Games 34 through 36 - Mets
Mets 5, Brewers 4
Brewers 12, Mets 3
Mets 9, Brewers 1
If not famous, what made Milwaukee newsworthy over the first few weeks of the season was a dominance over the National League's wretched refuse, one that had catapulted them to the baseball's best record coming into the weekend. Thanks to the Mets, with a helping hand from the Curse of Peter Angelos, that's no longer the case. The Brew Crew's barstool still stands a little taller than the remainder of the Senior Circuit, and they're still seven games and counting better than the five other NL Central "teams," none of whom can claim a .500 record. That said, the Metropolitans' series win gave the Brewers notice that the road to the pennant may prove bumpier than the cruise control straightaway of the first six weeks.
Make no mistake, Milwaukee can mash the ball, and in flashes they illustrated the top-to-bottom prowess at the plate that will keep them in any game. The Mets' starters, however, managed to keep a lid on things most of the way. Jorge Sosa, Mike Pelfrey, and Ollie Perez posted a 3.15 ERA over the weekend; Pelfrey suffered the worst damage, 4 ER in 5 IP, and that outing bought his ticket to New Orleans for him.
The bullpen struggled mightily, however. The Mets relievers kept whipping their heads around towards the bleachers like they were celebrating the 20th anniversary of the "Bad" video. The answer to "Who's bad?" this weekend was fairly obvious. Friday night Errant Heilman made everything a lot more interesting when he served up a two-run shot to J.J. Hardy. The next day, a 4-3 deficit in the middle innings became . . . well you saw the final score. Pedro Feliciano, Joe Smith, and Scott Schoeneweis (walked into a bar?) surrendered eight runs over the final pair of frames in a scene not seen since the days of Dan Wheeler's Blanket Party Bingo. Hardy's grand slam may have at last impressed upon the Mets that he's not the hole in the Brewer lineup they might have figured.
But it was just one loss, and in truth, the only lasting damage might have come in another ding in that old vessel H.M.S. Queen Moises. Prospectus Extraordinarius Carlos Gomez passed Pelf on the elevator last night, and the young outfielder's ascension -- and 2-for-4 with a double and 2 runs debut -- has the Township crossing fingers, what with Alou spotted performing the Ministry of Silly Walks sketch more often than not lately. As we saw with a certain unnamed OF hopeful last season, however, stirring big-league openings don't always have a lasting effect.
This afternoon the story, once again, was Oliver Perez. The story is always Oliver Perez when he pitches; sometimes it's a happy story, sometimes it's a horror story. Today he took a one-hit shutout into the ninth, added an RBI single to raise his average to .353, and looked electric. O.P. has displayed that electricity with some frequency this year -- it's just that every other outing, it seems that . . . O.P. shorts. (Sorry, really sorry.)
Well, I guess Perez was half of the story. The offense came alive against the previously unbeaten Chris Capuano, then gave the Crew a taste of their own medicine when Milwaukee reliever Elmer Dessens came unglued. (Thanks, same show 8 and 11.) Everyone hit (save Julio Franco, who looked 84 instead of 48), but of note was Damion Easley continuing to make everyone forget Jose Valentin's bat, if not his glove or moustache. He homered yet again, breaking open the scoring in the first inning. Dee-Dub also raised eyebrows by swiping three bags and adding fuel to the notion that his early-season stank is fading fast.

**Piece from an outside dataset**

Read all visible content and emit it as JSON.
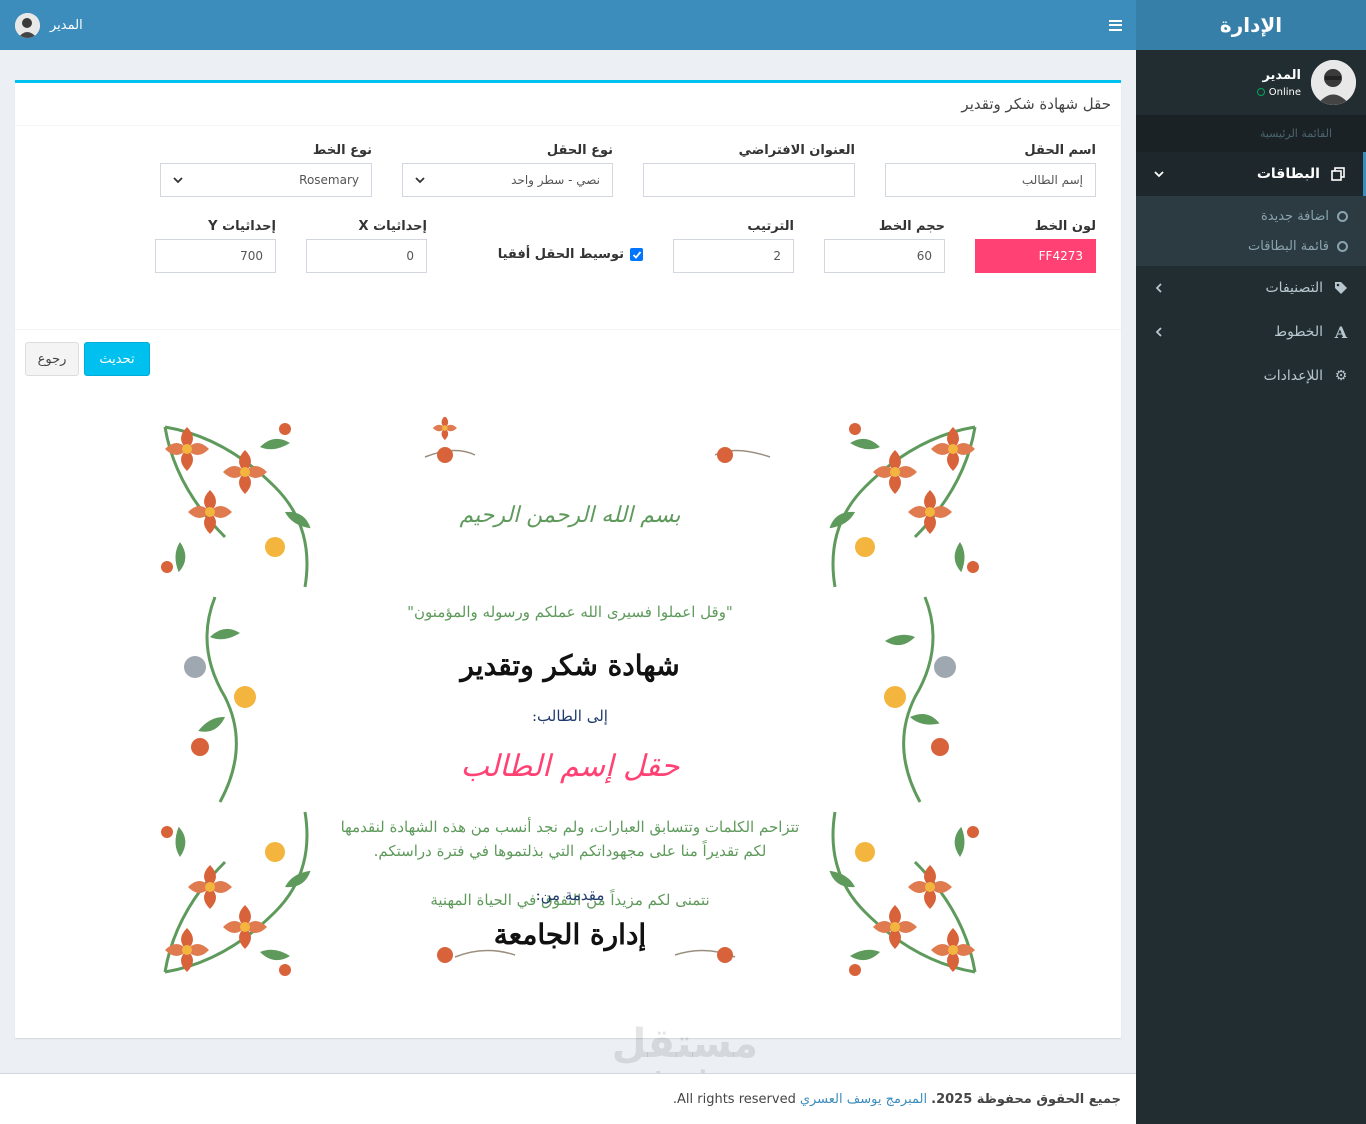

Oh, and Jose Reyes finally shaved his head. Good to have him aboard the train, leaving only Aaron Sele unshaven. Sele supposedly had a family portrait to have taken that precluded him from going the way of the shears. Now it's unclear what keeps him from joining his teammates in this silly solidarity. If it's the dread of receiving a head-shaving and an unconditional release within days, I'd say that's a fair point.
Two solid starts, six home runs, 27 hits, and a pair of wins over the NL's top dog. Not a bad weekend. Next up: the Cubs for four, the Yanks for three. These are two teams who shelled out a lot of money for their losing records to date. Two teams with plenty to be pissed off about. Two teams far better than their performance thus far. No letdown, boys.